Crawford translates the opening of the second rune as:
Then arose old Wainamoinen
With his feet upon the island
but in the Finnish original this is:
Nousi siitä Väinämöinen
jalan kahen kankahalle
Looking in a dictionary I find nousi = ‘arose’; siitä = ‘of it’; jalan = ‘on foot’; kahen = ‘two’; kankahalle = ‘materials, surfaces’. So there is no word meaning ‘old’ in these lines: evidently Crawford inserted it for the sake of the metre.

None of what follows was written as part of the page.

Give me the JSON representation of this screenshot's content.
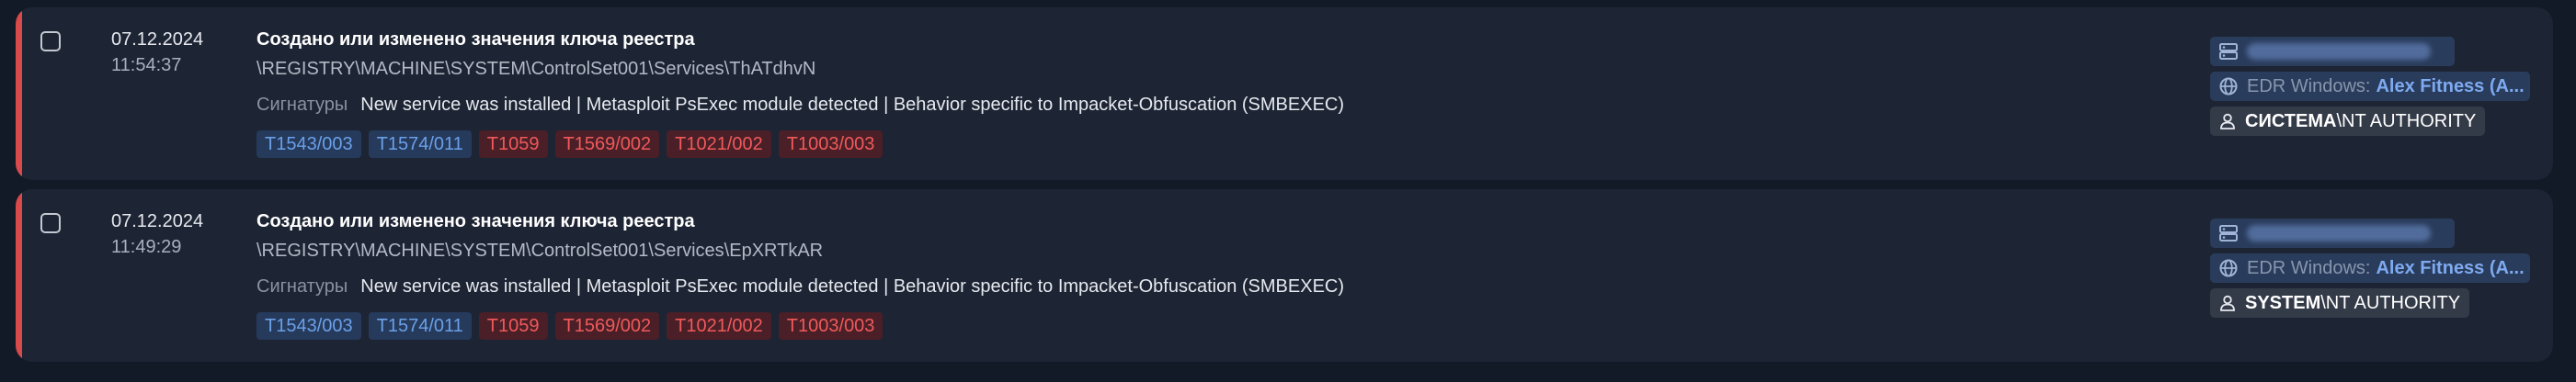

Kirby translates these lines as follows:
Then did Väinämöinen, rising,
Set his feet upon the surface
So why did Crawford pick the word ‘old’ for the sake of the metre, rather than some other single-syllable word? Well, the vast majority of occurrences of the name Väinämöinen in the Finnish text are prefixed with vanha = ‘old’. In the second rune alone, the phrase vanha Väinämöinen appears twelve times. (This kind of repetition is a common feature of orally transmitted epic poetry because the reciter needs a set of stock phases that fit the metre. In classical verse these phrases are known as Homeric epithets.) So it is understandable for Crawford to use the epithet ‘old’ without paying too much attention to whether it would be literally correct in this line. However, since Lönnrot chose to not to use vanha in this line, perhaps because of the difficulty raised in the question, I think Kirby’s version is an improvement, even though it uses ‘did’ as a filler word. (I’d prefer a combination of the two versions: “Then arising, Väinämöinen”.)
The other lines quoted in the question seem to be explained by line 5. In Kirby’s translation this is:
There he dwelt, while years passed over,
I guess enough years passed in this line for him to be ‘old’.